La preparazione del tè marocchino: la ricetta passo dopo passo
La preparazione è un vero e proprio rito che richiede gesti precisi per ottenere il giusto equilibrio di sapori.
- Scaldare la teiera: porta l’acqua a leggero bollore. Versane una piccola quantità nella teiera (berrad), agita per scaldarne le pareti e poi getta via l’acqua.
- “Lavare” il tè: metti le foglie di tè verde Gunpowder nella teiera. Versa un bicchiere di acqua bollente, attendi circa un minuto e versa l’infuso ottenuto in un bicchiere a parte. Questo primo liquido, detto “l’anima del tè”, va conservato.
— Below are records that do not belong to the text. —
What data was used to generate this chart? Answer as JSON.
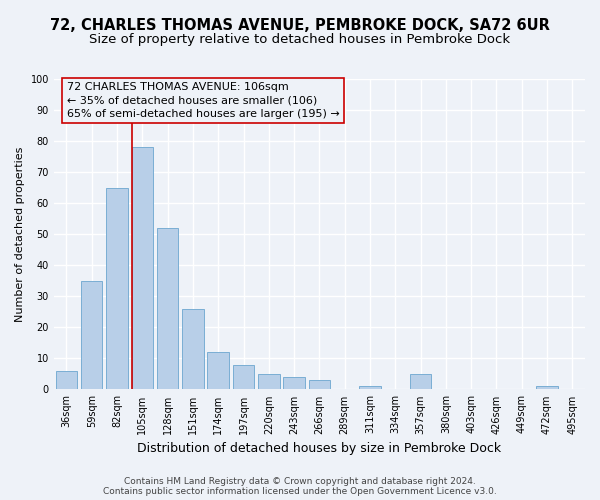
{
  "title": "72, CHARLES THOMAS AVENUE, PEMBROKE DOCK, SA72 6UR",
  "subtitle": "Size of property relative to detached houses in Pembroke Dock",
  "xlabel": "Distribution of detached houses by size in Pembroke Dock",
  "ylabel": "Number of detached properties",
  "bar_labels": [
    "36sqm",
    "59sqm",
    "82sqm",
    "105sqm",
    "128sqm",
    "151sqm",
    "174sqm",
    "197sqm",
    "220sqm",
    "243sqm",
    "266sqm",
    "289sqm",
    "311sqm",
    "334sqm",
    "357sqm",
    "380sqm",
    "403sqm",
    "426sqm",
    "449sqm",
    "472sqm",
    "495sqm"
  ],
  "bar_values": [
    6,
    35,
    65,
    78,
    52,
    26,
    12,
    8,
    5,
    4,
    3,
    0,
    1,
    0,
    5,
    0,
    0,
    0,
    0,
    1,
    0
  ],
  "bar_color": "#b8cfe8",
  "bar_edge_color": "#7aaed4",
  "ylim": [
    0,
    100
  ],
  "yticks": [
    0,
    10,
    20,
    30,
    40,
    50,
    60,
    70,
    80,
    90,
    100
  ],
  "property_line_index": 3,
  "property_line_color": "#cc0000",
  "annotation_title": "72 CHARLES THOMAS AVENUE: 106sqm",
  "annotation_line1": "← 35% of detached houses are smaller (106)",
  "annotation_line2": "65% of semi-detached houses are larger (195) →",
  "footer_line1": "Contains HM Land Registry data © Crown copyright and database right 2024.",
  "footer_line2": "Contains public sector information licensed under the Open Government Licence v3.0.",
  "background_color": "#eef2f8",
  "grid_color": "#ffffff",
  "title_fontsize": 10.5,
  "subtitle_fontsize": 9.5,
  "xlabel_fontsize": 9,
  "ylabel_fontsize": 8,
  "tick_fontsize": 7,
  "annotation_fontsize": 8,
  "footer_fontsize": 6.5,
  "annotation_box_edge_color": "#cc0000"
}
- Rimuovere l’amaro: versa un altro bicchiere d’acqua calda nella teiera, agita per qualche secondo e getta via quest’acqua. Questo passaggio serve a eliminare il sapore eccessivamente amaro del tè.
- L’infusione: re-inserisci nella teiera “l’anima del tè” che avevi conservato. Aggiungi il mazzo di menta fresca (ben lavata) e lo zucchero. Riempi la teiera con il resto dell’acqua bollente.
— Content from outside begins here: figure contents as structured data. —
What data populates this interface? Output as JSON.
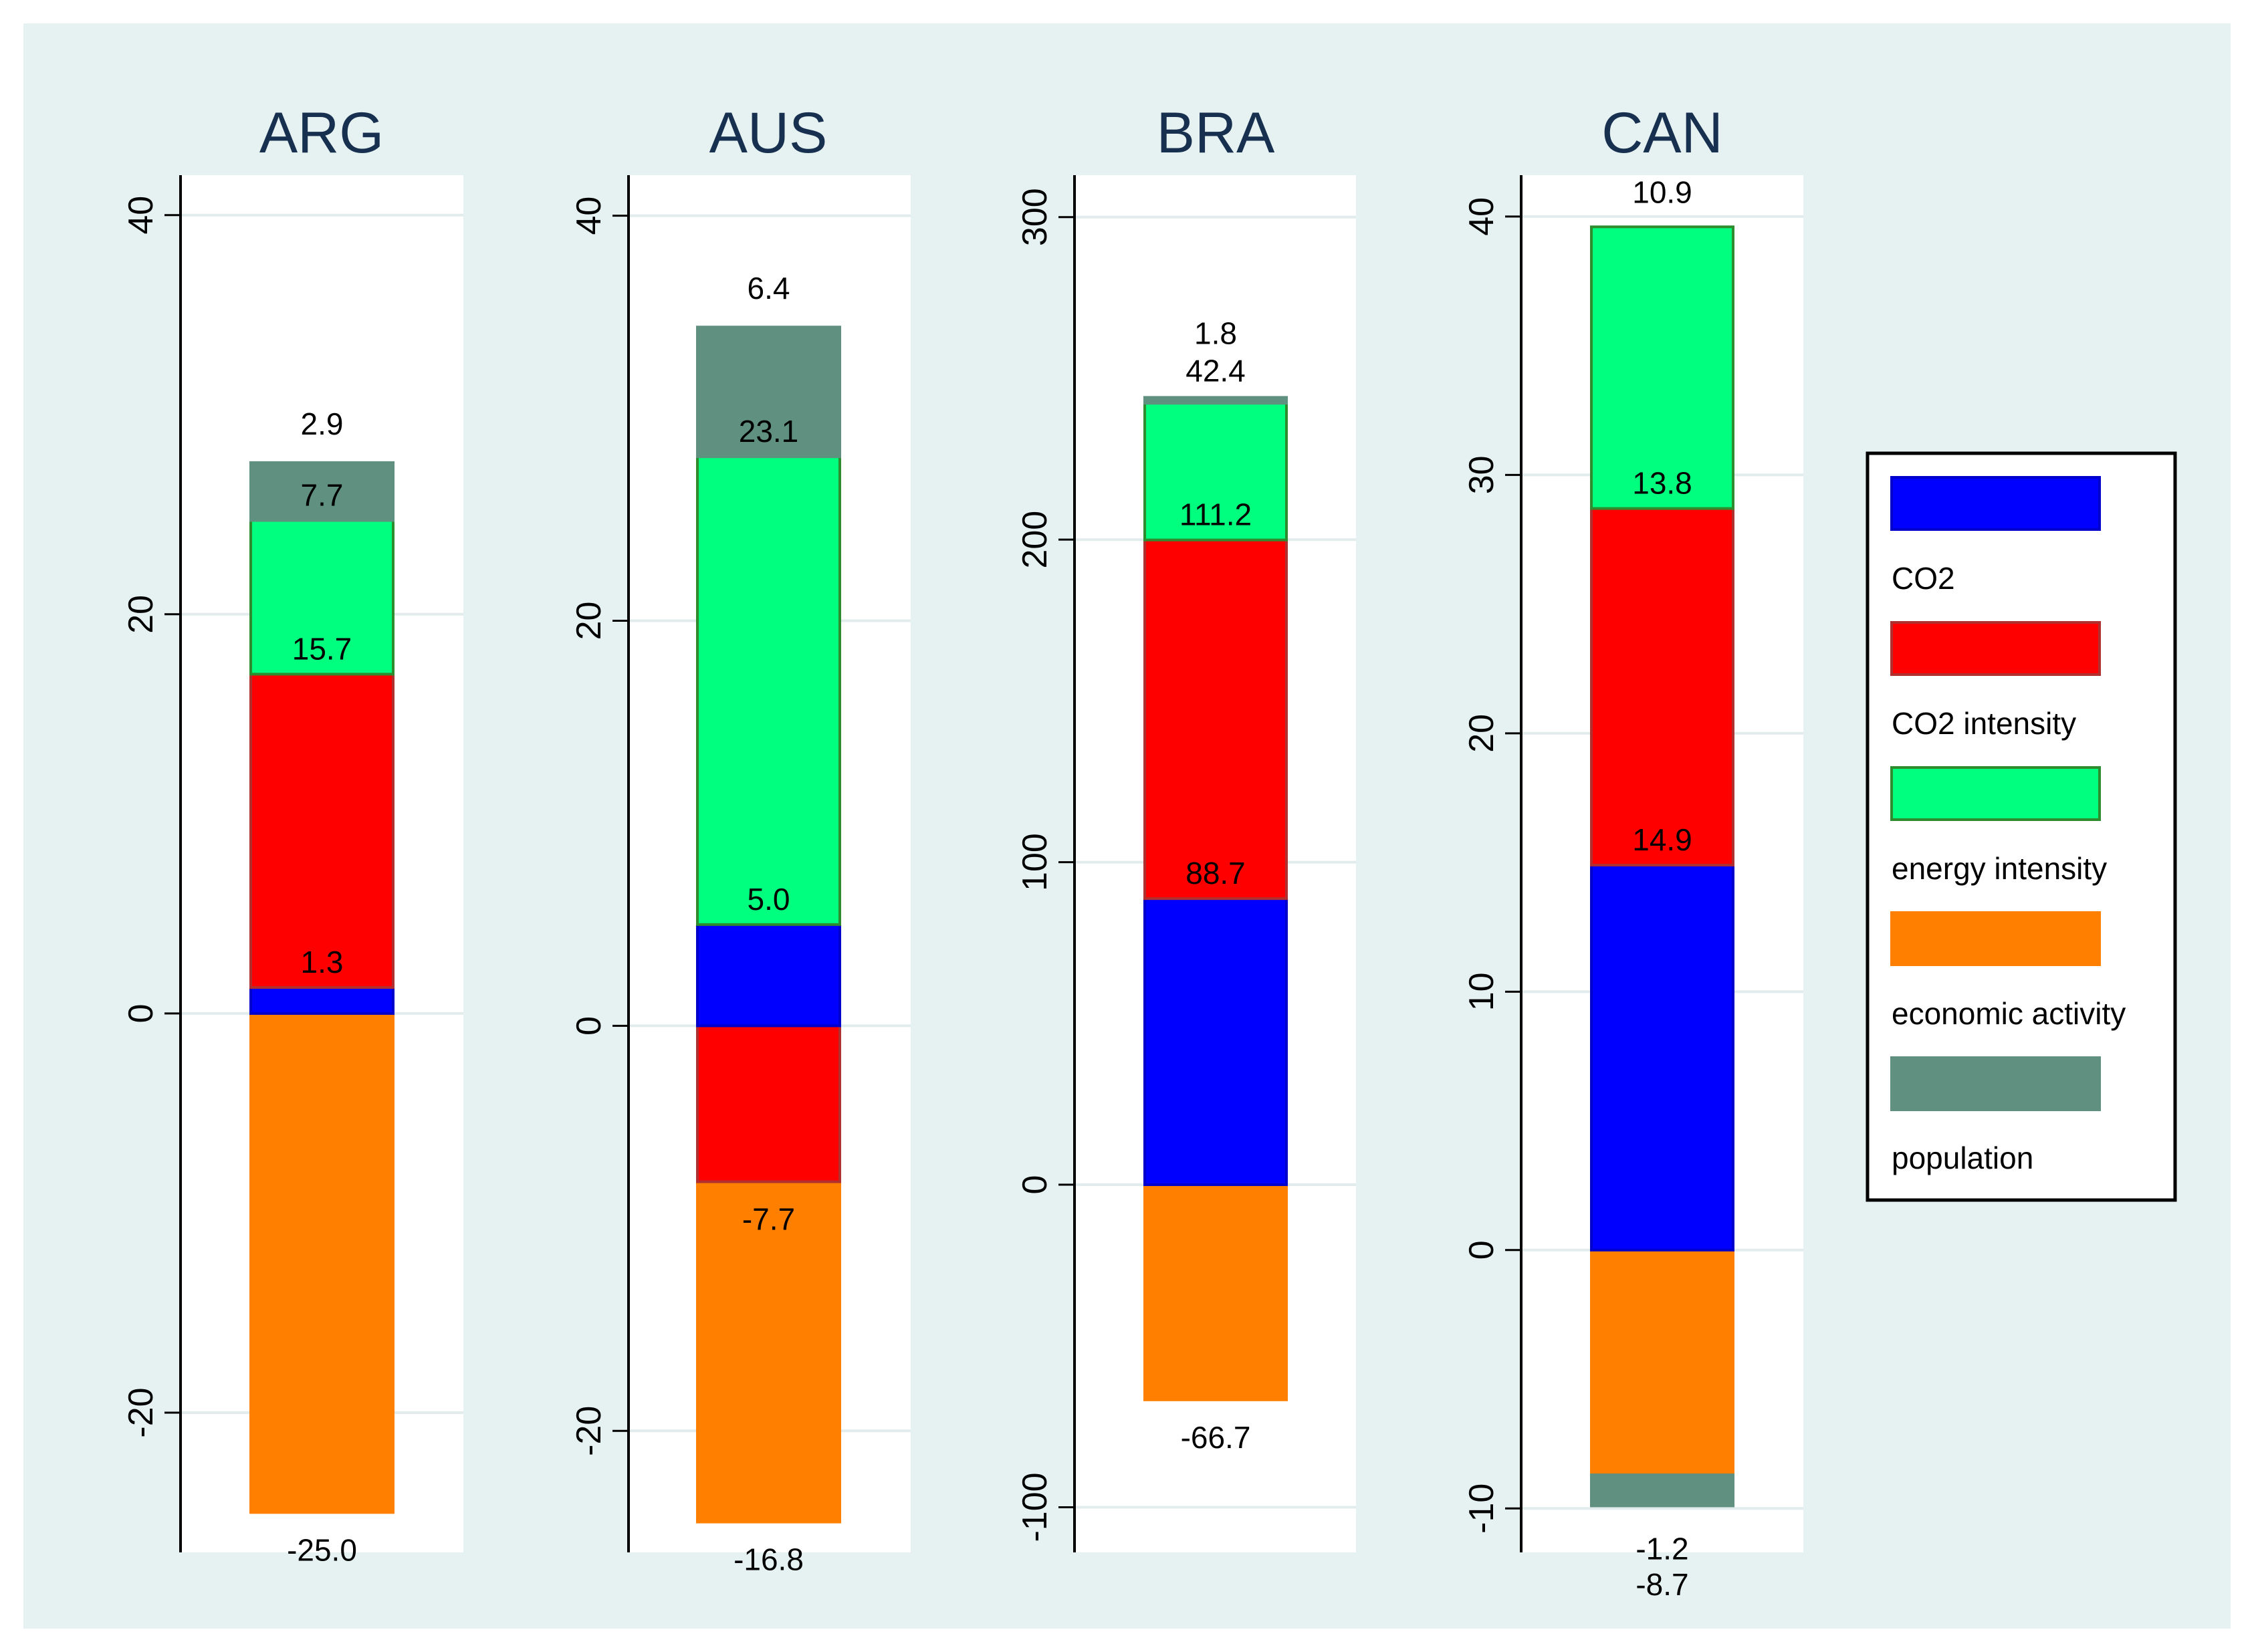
{
  "colors": {
    "frame": "#e6f1f1",
    "plot": "#ffffff",
    "grid": "#e2ecec",
    "axis": "#000000",
    "title": "#17304f",
    "text": "#000000",
    "series": {
      "blue": "#0000ff",
      "red": "#ff0000",
      "green": "#00ff7f",
      "orange": "#ff8000",
      "teal": "#5f9080"
    },
    "edges": {
      "blue": "#0000cc",
      "red": "#b03030",
      "green": "#2e8b2e",
      "orange": "#ff8000",
      "teal": "#5f9080"
    }
  },
  "legend": {
    "entries": [
      {
        "key": "blue",
        "label": ""
      },
      {
        "key": "red",
        "label": "CO2"
      },
      {
        "key": "green",
        "label": "CO2 intensity"
      },
      {
        "key": "orange",
        "label": "energy intensity"
      },
      {
        "key": "teal",
        "label": "economic activity"
      }
    ],
    "last_label": "population",
    "placement": "right"
  },
  "chart_data": [
    {
      "type": "bar",
      "title": "ARG",
      "ylim": [
        -27,
        42
      ],
      "yticks": [
        -20,
        0,
        20,
        40
      ],
      "segments": [
        {
          "key": "orange",
          "from": 0,
          "to": -25.0
        },
        {
          "key": "blue",
          "from": 0,
          "to": 1.3
        },
        {
          "key": "red",
          "from": 1.3,
          "to": 17.0
        },
        {
          "key": "green",
          "from": 17.0,
          "to": 24.7
        },
        {
          "key": "teal",
          "from": 24.7,
          "to": 27.6
        }
      ],
      "labels": [
        {
          "text": "1.3",
          "y": 1.3
        },
        {
          "text": "15.7",
          "y": 17.0
        },
        {
          "text": "7.7",
          "y": 24.7
        },
        {
          "text": "2.9",
          "y": 27.6
        },
        {
          "text": "-25.0",
          "y": -25.0
        }
      ]
    },
    {
      "type": "bar",
      "title": "AUS",
      "ylim": [
        -26,
        42
      ],
      "yticks": [
        -20,
        0,
        20,
        40
      ],
      "segments": [
        {
          "key": "orange",
          "from": -7.7,
          "to": -24.5
        },
        {
          "key": "red",
          "from": 0,
          "to": -7.7
        },
        {
          "key": "blue",
          "from": 0,
          "to": 5.0
        },
        {
          "key": "green",
          "from": 5.0,
          "to": 28.1
        },
        {
          "key": "teal",
          "from": 28.1,
          "to": 34.5
        }
      ],
      "labels": [
        {
          "text": "5.0",
          "y": 5.0
        },
        {
          "text": "-7.7",
          "y": -7.7
        },
        {
          "text": "23.1",
          "y": 28.1
        },
        {
          "text": "6.4",
          "y": 34.5
        },
        {
          "text": "-16.8",
          "y": -24.5
        }
      ]
    },
    {
      "type": "bar",
      "title": "BRA",
      "ylim": [
        -114,
        313
      ],
      "yticks": [
        -100,
        0,
        100,
        200,
        300
      ],
      "segments": [
        {
          "key": "orange",
          "from": 0,
          "to": -66.7
        },
        {
          "key": "blue",
          "from": 0,
          "to": 88.7
        },
        {
          "key": "red",
          "from": 88.7,
          "to": 199.9
        },
        {
          "key": "green",
          "from": 199.9,
          "to": 242.3
        },
        {
          "key": "teal",
          "from": 242.3,
          "to": 244.1
        }
      ],
      "labels": [
        {
          "text": "88.7",
          "y": 88.7
        },
        {
          "text": "111.2",
          "y": 199.9
        },
        {
          "text": "42.4",
          "y": 242.3
        },
        {
          "text": "1.8",
          "y": 244.1
        },
        {
          "text": "-66.7",
          "y": -66.7
        }
      ]
    },
    {
      "type": "bar",
      "title": "CAN",
      "ylim": [
        -11.7,
        41.6
      ],
      "yticks": [
        -10,
        0,
        10,
        20,
        30,
        40
      ],
      "segments": [
        {
          "key": "orange",
          "from": 0,
          "to": -8.7
        },
        {
          "key": "teal",
          "from": -8.7,
          "to": -9.9
        },
        {
          "key": "blue",
          "from": 0,
          "to": 14.9
        },
        {
          "key": "red",
          "from": 14.9,
          "to": 28.7
        },
        {
          "key": "green",
          "from": 28.7,
          "to": 39.6
        }
      ],
      "labels": [
        {
          "text": "14.9",
          "y": 14.9
        },
        {
          "text": "13.8",
          "y": 28.7
        },
        {
          "text": "10.9",
          "y": 39.6
        },
        {
          "text": "-8.7",
          "y": -8.7
        },
        {
          "text": "-1.2",
          "y": -9.9
        }
      ]
    }
  ]
}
- Bollitura e mescolatura: metti la teiera su fuoco basso e porta a leggero bollore per un paio di minuti, finché lo zucchero non è sciolto. Non mescolare mai con un cucchiaino. Per amalgamare i sapori, versa il tè in un bicchiere e riversalo nella teiera. Ripeti questa operazione per 3-4 volte.
- Il servizio: per servire, versa il tè nei bicchierini tenendo la teiera molto in alto. Questo gesto, oltre a essere scenografico, serve a ossigenare la bevanda e a creare in superficie un sottile strato di schiuma, detto “il turbante”. I bicchieri si riempiono solo per due terzi.
| I segreti del perfetto tè marocchino | |
|---|---|
| Segreto / Consiglio | Perché è importante |
| Usare tè verde gunpowder | Le sue foglie arrotolate resistono alla bollitura e rilasciano l’aroma gradualmente, senza diventare troppo amare. |
| “Lavare” le foglie di tè | Conservare “l’anima” (il primo infuso) e sciacquare le foglie elimina la polvere e l’amaro in eccesso, per un gusto più pulito. |
| Non usare il cucchiaino | Il tè si mescola versandolo e riversandolo più volte nella teiera. Questo gesto ossigena la bevanda e amalgama i sapori. |
| Servire il tè dall’alto | È un gesto di maestria e rispetto. L’altezza crea una leggera schiuma in superficie che libera gli aromi. |
Il rito dei tre servizi e altre curiosità
Per tradizione, il tè marocchino viene servito tre volte dalla stessa teiera. Poiché le foglie rimangono in infusione, ogni servizio avrà un sapore diverso. Un antico proverbio magrebino, come riportato anche dal sito ufficiale del turismo del Marocco, recita: “Il primo bicchiere è amaro come la vita, il secondo è forte come l’amore, il terzo è dolce come la morte”. Rifiutare un bicchiere di tè è considerato un gesto di grande scortesia.
È possibile arricchire la ricetta aggiungendo altre erbe, come la verbena o l’assenzio (sheba), specialmente in inverno.
Proprietà e benefici del tè alla menta
Oltre a essere delizioso, il tè marocchino ha diverse proprietà benefiche. Il tè verde è ricco di antiossidanti, utili a contrastare l’invecchiamento cellulare. La menta è nota per le sue proprietà digestive e rinfrescanti, aiutando a combattere l’alitosi e ad alleviare il mal di testa. È una bevanda perfetta per concludere un pasto o per una pausa rigenerante durante la giornata.